Il n’est pas difficile de voir la bêtise de cette combine.

Les employeurs auront éventuellement à augmenter leurs contributions s’ils prévoient maintenir leurs fonds de pension, ce qui réduira leurs impôts et les revenus du gouvernement. Ensuite, inévitablement, au moins quelques employeurs ne seront pas en mesure d’amasser l’argent nécessaire. Les employés n’auront ainsi pas accès à la retraite qu’ils méritent et qu’ils sont en droit de réclamer. Les pensions offertes par les employeurs privés sont au moins partiellement assurées par la Pension Benefit Guaranty Corporation (société de garantie des prestations de pension) (PBGC). Cependant, la PBGC elle-même est lamentablement sousfinancée et risque de ne pas être en mesure de fournir toutes les prestations soi-disant « garanties ».

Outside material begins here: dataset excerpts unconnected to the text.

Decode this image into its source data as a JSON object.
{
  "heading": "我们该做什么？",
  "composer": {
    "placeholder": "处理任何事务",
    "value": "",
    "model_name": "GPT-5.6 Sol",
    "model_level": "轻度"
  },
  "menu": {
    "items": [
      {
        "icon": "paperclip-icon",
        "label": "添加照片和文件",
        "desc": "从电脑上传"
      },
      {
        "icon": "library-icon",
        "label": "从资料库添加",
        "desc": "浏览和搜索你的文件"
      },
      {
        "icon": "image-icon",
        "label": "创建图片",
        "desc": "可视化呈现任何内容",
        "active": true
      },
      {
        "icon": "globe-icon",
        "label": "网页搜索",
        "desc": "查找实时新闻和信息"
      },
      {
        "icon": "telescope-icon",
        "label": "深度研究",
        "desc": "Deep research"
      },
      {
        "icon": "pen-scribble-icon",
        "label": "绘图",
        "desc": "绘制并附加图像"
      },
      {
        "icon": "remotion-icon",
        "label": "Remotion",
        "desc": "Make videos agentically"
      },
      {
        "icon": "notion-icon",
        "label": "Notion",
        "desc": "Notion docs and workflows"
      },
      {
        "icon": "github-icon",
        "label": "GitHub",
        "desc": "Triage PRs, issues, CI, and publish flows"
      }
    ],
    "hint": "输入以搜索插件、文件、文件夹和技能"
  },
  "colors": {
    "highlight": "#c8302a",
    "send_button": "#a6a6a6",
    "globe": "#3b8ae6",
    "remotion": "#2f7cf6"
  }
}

Il semblerait que le Congrès n’a rien appris de la « grande récession ». Il encourage toujours les riches à jouer des jeux dangereux avec l›argent du peuple.

Cette situation devrait nous stimuler davantage à nous engager dans les activités de nos sections locales afin d’exiger du Congrès qu’il adopte un projet de loi à long terme restaurant et développant le transport en commun aux États-Unis, et ce, sans avoir à commettre des « vols à main armée ».